Mais après avoir découvert Concord, puis Salem où l'on peut visiter la demeure de sa cousine -cadre de son roman-, ainsi que sa maison natale, beaucoup plus modeste, rebâtie à côté, je n'avais plus qu'une envie : découvrir son oeuvre.
Nathaniel HAWTHORNE a quarante-sept ans lorsqu'il publie, en 1851 "La maison aux sept pignons".
Depuis 26 ans, il a ajouté à son nom -Hathorne- ce W qui lui permet d'échapper à la honte d'être le descendant de John Hathorne, un des juges des procès en sorcellerie de Salem, en 1692.
Depuis douze ans il a quitté la maison de sa mère dans laquelle, jeune-homme, il s'est cloîtré de très longues années, vivant dans une solitude quasi totale, ne sortant que la nuit, victime d'une profonde dépression :
"Je m'assis au bord du chemin de la vie, comme victime d'un enchantement, et autour de moi surgirent des buissons, qui devinrent des arbres, puis une épaisse forêt, jusqu'à fermer toute issue tant étaient inextricables les profondeurs de mon obscurité".

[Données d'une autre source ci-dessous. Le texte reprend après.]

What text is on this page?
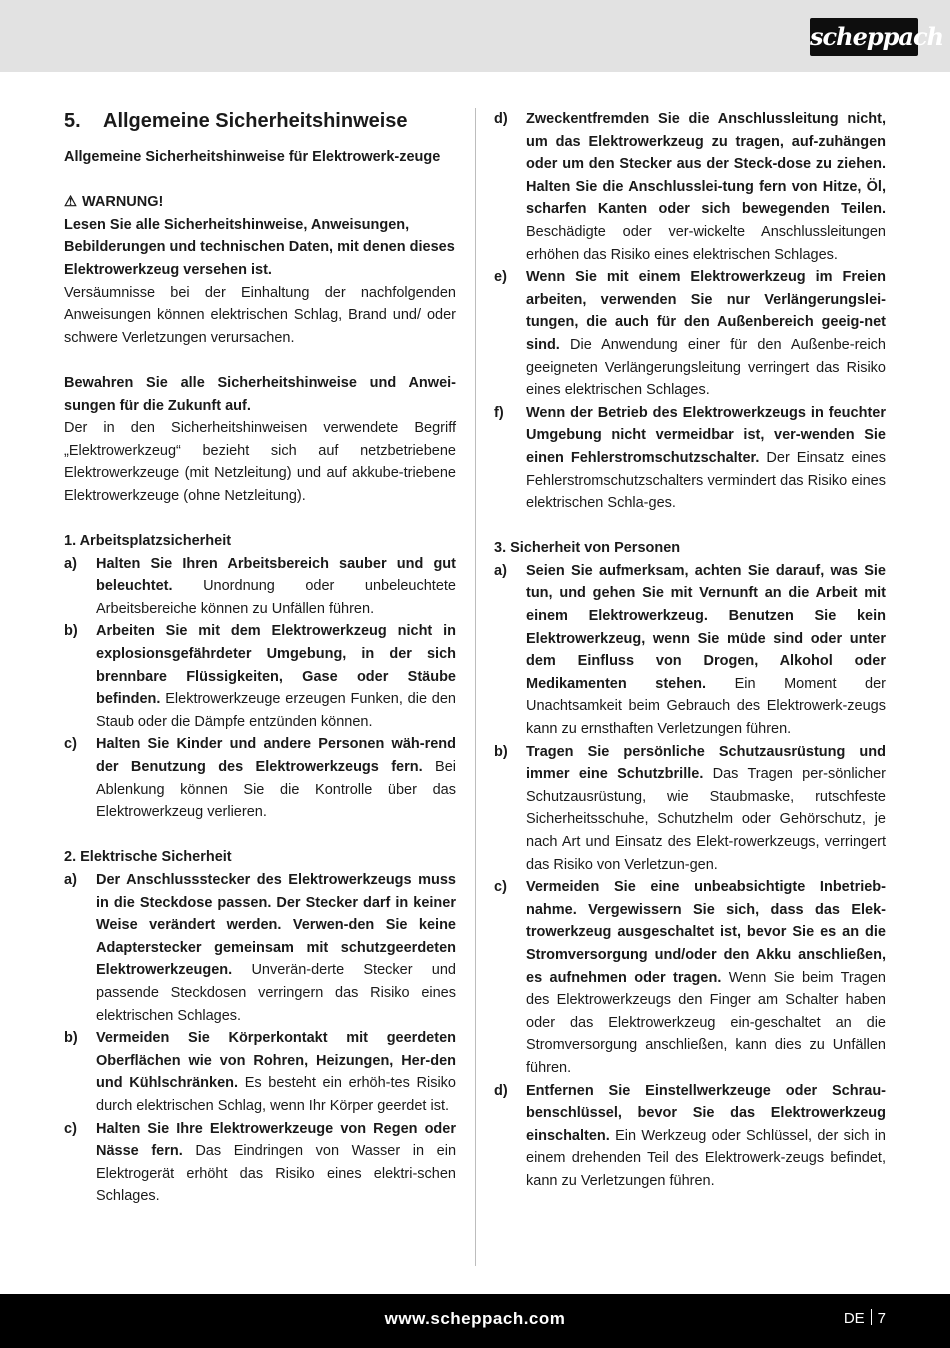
scheppach
5.	Allgemeine Sicherheitshinweise

Allgemeine Sicherheitshinweise für Elektrowerk-zeuge

⚠ WARNUNG!

Lesen Sie alle Sicherheitshinweise, Anweisungen, Bebilderungen und technischen Daten, mit denen dieses Elektrowerkzeug versehen ist.

Versäumnisse bei der Einhaltung der nachfolgenden Anweisungen können elektrischen Schlag, Brand und/ oder schwere Verletzungen verursachen.

Bewahren Sie alle Sicherheitshinweise und Anwei-sungen für die Zukunft auf.

Der in den Sicherheitshinweisen verwendete Begriff „Elektrowerkzeug“ bezieht sich auf netzbetriebene Elektrowerkzeuge (mit Netzleitung) und auf akkube-triebene Elektrowerkzeuge (ohne Netzleitung).

1. Arbeitsplatzsicherheit
a)	Halten Sie Ihren Arbeitsbereich sauber und gut beleuchtet. Unordnung oder unbeleuchtete Arbeitsbereiche können zu Unfällen führen.
b)	Arbeiten Sie mit dem Elektrowerkzeug nicht in explosionsgefährdeter Umgebung, in der sich brennbare Flüssigkeiten, Gase oder Stäube befinden. Elektrowerkzeuge erzeugen Funken, die den Staub oder die Dämpfe entzünden können.
c)	Halten Sie Kinder und andere Personen wäh-rend der Benutzung des Elektrowerkzeugs fern. Bei Ablenkung können Sie die Kontrolle über das Elektrowerkzeug verlieren.
2. Elektrische Sicherheit
a)	Der Anschlussstecker des Elektrowerkzeugs muss in die Steckdose passen. Der Stecker darf in keiner Weise verändert werden. Verwen-den Sie keine Adapterstecker gemeinsam mit schutzgeerdeten Elektrowerkzeugen. Unverän-derte Stecker und passende Steckdosen verringern das Risiko eines elektrischen Schlages.
b)	Vermeiden Sie Körperkontakt mit geerdeten Oberflächen wie von Rohren, Heizungen, Her-den und Kühlschränken. Es besteht ein erhöh-tes Risiko durch elektrischen Schlag, wenn Ihr Körper geerdet ist.
c)	Halten Sie Ihre Elektrowerkzeuge von Regen oder Nässe fern. Das Eindringen von Wasser in ein Elektrogerät erhöht das Risiko eines elektri-schen Schlages.
d)	Zweckentfremden Sie die Anschlussleitung nicht, um das Elektrowerkzeug zu tragen, auf-zuhängen oder um den Stecker aus der Steck-dose zu ziehen. Halten Sie die Anschlusslei-tung fern von Hitze, Öl, scharfen Kanten oder sich bewegenden Teilen. Beschädigte oder ver-wickelte Anschlussleitungen erhöhen das Risiko eines elektrischen Schlages.
e)	Wenn Sie mit einem Elektrowerkzeug im Freien arbeiten, verwenden Sie nur Verlängerungslei-tungen, die auch für den Außenbereich geeig-net sind. Die Anwendung einer für den Außenbe-reich geeigneten Verlängerungsleitung verringert das Risiko eines elektrischen Schlages.
f)	Wenn der Betrieb des Elektrowerkzeugs in feuchter Umgebung nicht vermeidbar ist, ver-wenden Sie einen Fehlerstromschutzschalter. Der Einsatz eines Fehlerstromschutzschalters vermindert das Risiko eines elektrischen Schla-ges.
3. Sicherheit von Personen
a)	Seien Sie aufmerksam, achten Sie darauf, was Sie tun, und gehen Sie mit Vernunft an die Arbeit mit einem Elektrowerkzeug. Benutzen Sie kein Elektrowerkzeug, wenn Sie müde sind oder unter dem Einfluss von Drogen, Alkohol oder Medikamenten stehen. Ein Moment der Unachtsamkeit beim Gebrauch des Elektrowerk-zeugs kann zu ernsthaften Verletzungen führen.
b)	Tragen Sie persönliche Schutzausrüstung und immer eine Schutzbrille. Das Tragen per-sönlicher Schutzausrüstung, wie Staubmaske, rutschfeste Sicherheitsschuhe, Schutzhelm oder Gehörschutz, je nach Art und Einsatz des Elekt-rowerkzeugs, verringert das Risiko von Verletzun-gen.
c)	Vermeiden Sie eine unbeabsichtigte Inbetrieb-nahme. Vergewissern Sie sich, dass das Elek-trowerkzeug ausgeschaltet ist, bevor Sie es an die Stromversorgung und/oder den Akku anschließen, es aufnehmen oder tragen. Wenn Sie beim Tragen des Elektrowerkzeugs den Finger am Schalter haben oder das Elektrowerkzeug ein-geschaltet an die Stromversorgung anschließen, kann dies zu Unfällen führen.
d)	Entfernen Sie Einstellwerkzeuge oder Schrau-benschlüssel, bevor Sie das Elektrowerkzeug einschalten. Ein Werkzeug oder Schlüssel, der sich in einem drehenden Teil des Elektrowerk-zeugs befindet, kann zu Verletzungen führen.
www.scheppach.com	DE 7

Depuis neuf ans il est l'heureux époux de Sophia PEABODY, qui lui a permis "de rompre un charme fatal au profit d'un autre enchantement".

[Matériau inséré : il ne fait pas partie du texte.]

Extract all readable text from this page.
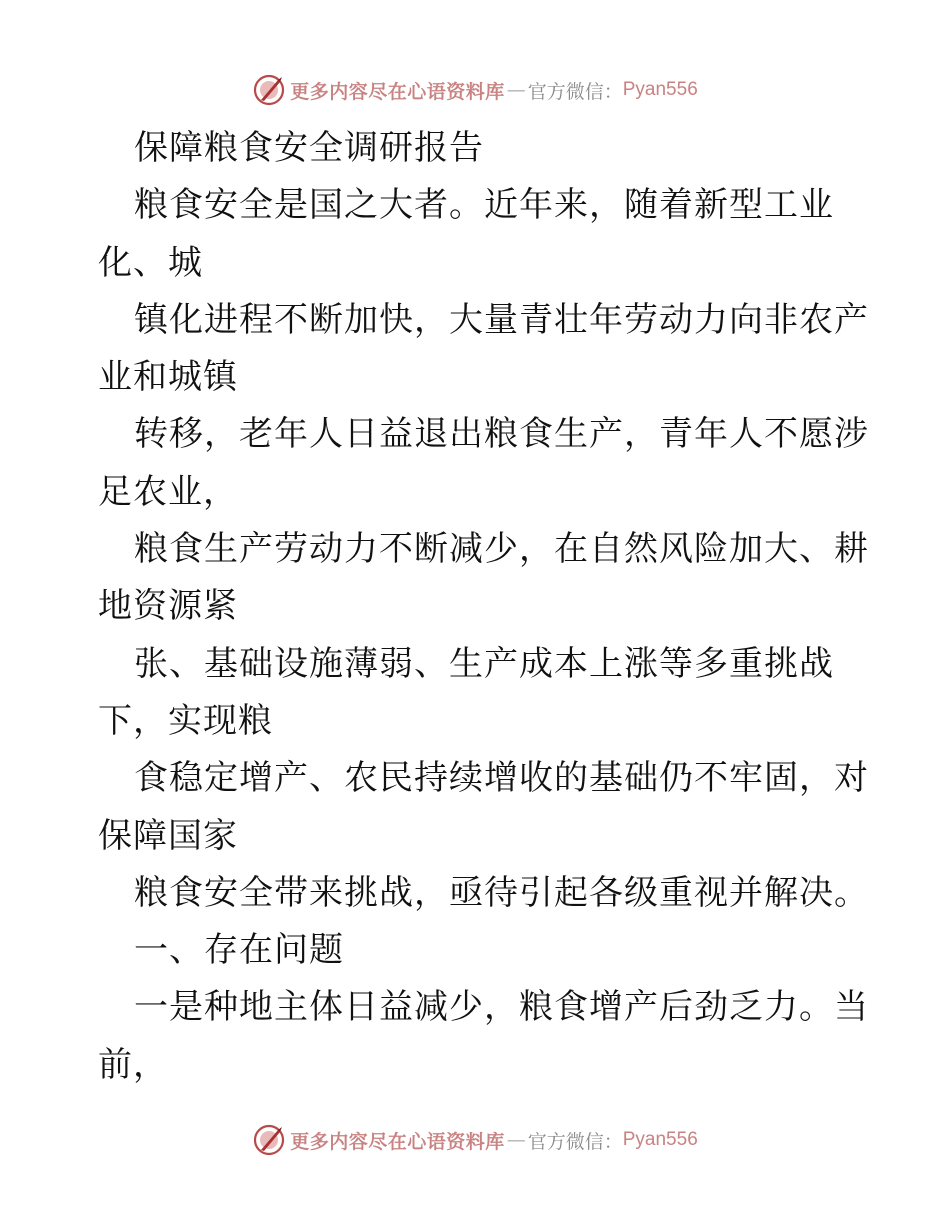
更多内容尽在心语资料库 — 官方微信： Pyan556
保障粮食安全调研报告
粮食安全是国之大者。近年来，随着新型工业
化、城
镇化进程不断加快，大量青壮年劳动力向非农产
业和城镇
转移，老年人日益退出粮食生产，青年人不愿涉
足农业，
粮食生产劳动力不断减少，在自然风险加大、耕
地资源紧
张、基础设施薄弱、生产成本上涨等多重挑战
下，实现粮
食稳定增产、农民持续增收的基础仍不牢固，对
保障国家
粮食安全带来挑战，亟待引起各级重视并解决。
一、存在问题
一是种地主体日益减少，粮食增产后劲乏力。当
前，
更多内容尽在心语资料库 — 官方微信： Pyan556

Depuis un an enfin, il a quitté Salem, "ce pays des nuées" et après la publication de "La lettre écarlate", connaît le succès littéraire qu'il a tant attendu.
Et pourtant, en écrivant "La maison aux sept pignons" c'est à Salem et à sa sombre histoire "familiale et locale", qu'il revient. Il le fait en quelque sorte en cachette, baptisant son roman "romance" un "récit qui n'aurait pas à soutenir l'épreuve des réalités du moment".
Dans la maison aux sept pignons, aujourd'hui bien délabrée, vit Hepzibah Pyncheon, une des rares descendantes de la lignée Pyncheon. Son ancêtre a donné à la maison toute son ampleur actuelle, après s'être approprié le terrain, dont il a fait condamner le légitime propriétaire. Celui-ci en mourant l'a maudit, ainsi que sa descendance, lui promettant que "Dieu lui ferait boire du sang".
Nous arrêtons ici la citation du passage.